عنوان مقاله [English]
Today, using remote sensing (RS) instead of the visual interpretation to identify landforms and their change detection is a necessity. One of the steps in identification of change detection is the classification of remote sensing data. There are various methods for classification of satellite images used for geomorphological landforms mapping and identification of their variations that each has advantages and limitations. The most common classification methods can be noted the maximum likelihood classification. Other classification methods such as the minimum distance, Mahalanobis distance and neural network have attracted much attention. The main aim of this case study is the classification and surveying of geomorphological landforms changes in part of Yazd-Ardakan plain using Landsat images over 30 years. The study area is located at 31° 47′ 16″-32° 13′ 20″ northern latitude and 53° 40′ 37″-54° 27′ 04″ eastern longitude. This area is part of the Saduqh county in Yazd province. The area of the study area is 1563/11 square kilometer.
The research method in this study is survey-analytical. To study the changes of desert landforms, satellite imageries of TM, ETM and OLI of Landsat satellite in 1987, 2000 and 2016 were used. First, the radiometric and atmospheric corrections was performed using Flaash algorithm, and then the geomorphological landforms were introduced and the training samples were selected by field observations, topography and geomorphology maps and Google Earth images. To classify the landforms, three supervised classification algorithms were used, including maximum likelihood, minimum distance and Mahalanobis distance. Then, the accuracy of classified maps was evaluated using the overall accuracy and the kappa coefficient metrics. Finally, to evaluate the changes of landforms, the "Post classification" method was used and the change detection map of nature was made. To analyze the database, ENVI 5.3, ArcGIS 10.4.1 and Excel 2013 softwares were used.
Results and discussion
Totally, 15 landforms were identified in the study area Which include Alluvial Fan, Glacis Pediment Plain, Clay Pan, Glacis Dennoyage Plain, Inselberg, Glacis Epandage Plain, Kalut, Erg (barchans, longitudinal dunes, barchanoid), Hill, Mountain, Salt Dome, Sebkha and Sand Sheet. After image correction, geomorphological maps were prepared. The results showed that the best algorithms for classification of landforms is the maximum likelihood method in 1987, 2000 and 2016 years, with the overall accuracy and the Kappa coefficients of 91/50, 93/22 and 93/35 and 0/87, 0/89 and 0/89, respectively. Finally, to investigate the nature of the changes, the comparison method of "post classification" was used that was applied on maximum likelihood algorithm as it had a more favorable outcome. Then, the changes of landforms were calculated in terms of its area and percentage.

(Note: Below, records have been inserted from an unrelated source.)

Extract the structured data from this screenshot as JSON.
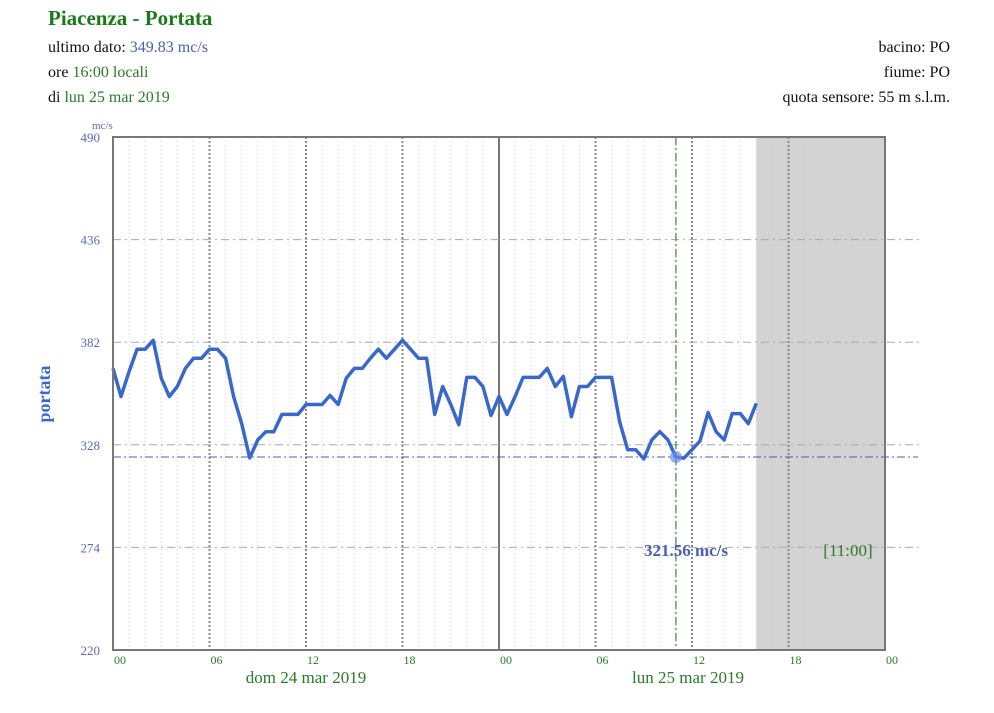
{
  "header": {
    "title": "Piacenza - Portata",
    "last_label": "ultimo dato:",
    "last_value": "349.83 mc/s",
    "time_prefix": "ore",
    "time_value": "16:00 locali",
    "date_prefix": "di",
    "date_value": "lun 25 mar 2019",
    "basin": "bacino: PO",
    "river": "fiume: PO",
    "sensor_altitude": "quota sensore: 55 m s.l.m."
  },
  "colors": {
    "line": "#3a68c8",
    "accent_green": "#2a7a2a",
    "future_shade": "#d3d3d3"
  },
  "chart_data": {
    "type": "line",
    "title": "Piacenza - Portata",
    "ylabel": "portata",
    "yunit": "mc/s",
    "ylim": [
      220,
      490
    ],
    "yticks": [
      "490",
      "436",
      "382",
      "328",
      "274",
      "220"
    ],
    "xlim_hours": [
      0,
      48
    ],
    "xticks": [
      "00",
      "06",
      "12",
      "18",
      "00",
      "06",
      "12",
      "18",
      "00"
    ],
    "day_labels": [
      "dom 24 mar 2019",
      "lun 25 mar 2019"
    ],
    "grid": true,
    "x_hours_step": 0.5,
    "x_start": "dom 24 mar 2019 00:00",
    "values": [
      368.2,
      353.4,
      366.6,
      378.3,
      378.3,
      383,
      363,
      353.4,
      358.7,
      368.2,
      373.5,
      373.5,
      378.3,
      378.3,
      373.5,
      353.4,
      339.1,
      321.1,
      330.6,
      334.9,
      334.9,
      344,
      344,
      344,
      349.2,
      349.2,
      349.2,
      354,
      349.2,
      363,
      368.2,
      368.2,
      373.5,
      378.3,
      373.5,
      378.3,
      383,
      378.3,
      373.5,
      373.5,
      344,
      358.7,
      349.2,
      338.6,
      363.5,
      363.5,
      358.7,
      343.4,
      353.4,
      344,
      353.4,
      363.5,
      363.5,
      363.5,
      368.2,
      358.7,
      364,
      342.8,
      358.7,
      358.7,
      363.5,
      363.5,
      363.5,
      340.2,
      325.4,
      325.4,
      320.6,
      330.6,
      334.9,
      330.6,
      321.56,
      321,
      325.4,
      330,
      345,
      334.9,
      330.6,
      344.4,
      344.4,
      339.1,
      349.83
    ],
    "future_from_hour": 40,
    "cursor": {
      "hour": 35,
      "value": 321.56,
      "value_label": "321.56 mc/s",
      "time_label": "[11:00]"
    }
  }
}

The results showed that the dominant class was the Glacis Epandage Plain in 1987 and 2016, but this class had downward trend in 2000. Then, hills with 17/58 percent of the total area is ranked next highest area in 1987, but this class had downward trend with 11/58 percent in 2016. In 1987, Barkhan class had the lowest area with 0/17 percent but this class had downward trend with 0/11 percent in 2016.

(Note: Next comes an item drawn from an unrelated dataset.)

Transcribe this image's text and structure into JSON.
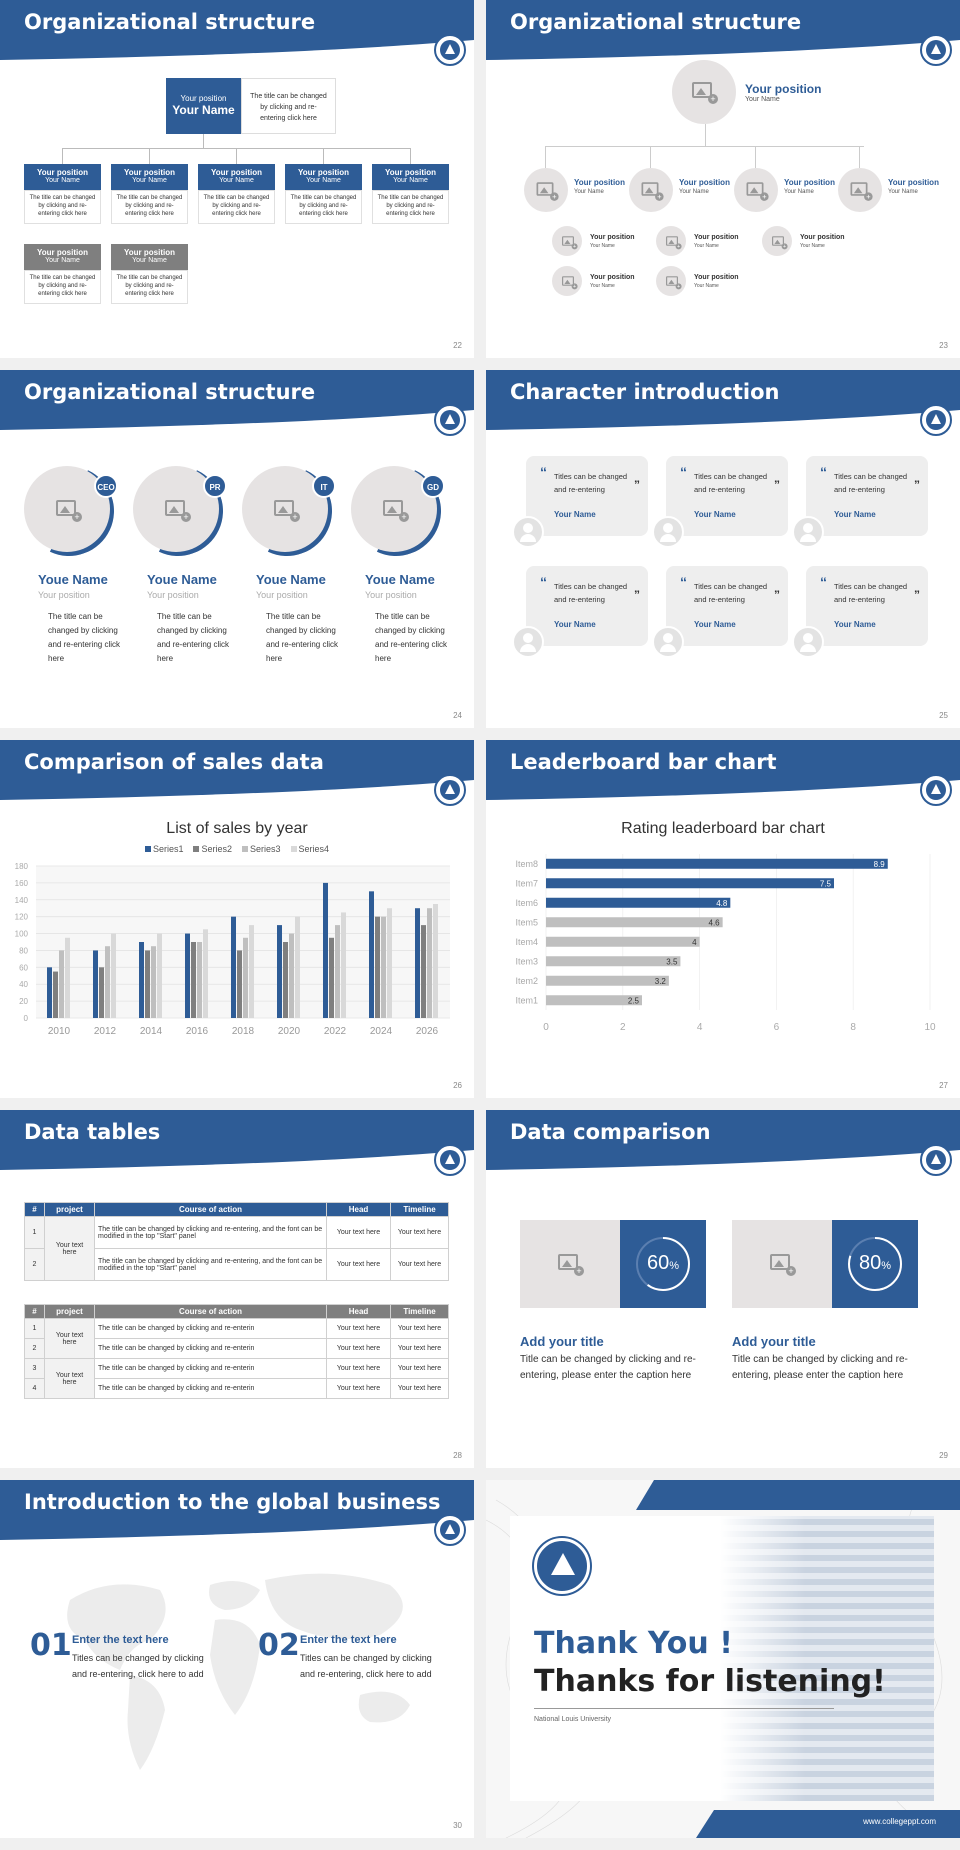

The results of the landforms classification showed that the maximum likelihood algorithm, offerd a more detailed classification method than the minimum distance and Mahalanobis distance algorithms. The area and the percentage of landforms changes over 30 years showed that landforms such as Barchan, Clay Pan, Longitudinal Dunes, Barchanoid and Kalut had a downward trend because they were located in the context of the development of the city. Also the area of sand dunes landforms like Longitudinal Dunes, Barchan and Sand Sheet, had a slight increase until 2000. The results showed that Sabkha area, has been a downward trend over 30 years, The matching of results with the results of previous studies showed that with the increasing of the wells in Yazd-Ardakan plain, it was provided to cultivate large areas of saline lands. Therefore, the natural and human factors were involved in changes the desert landforms in the study area.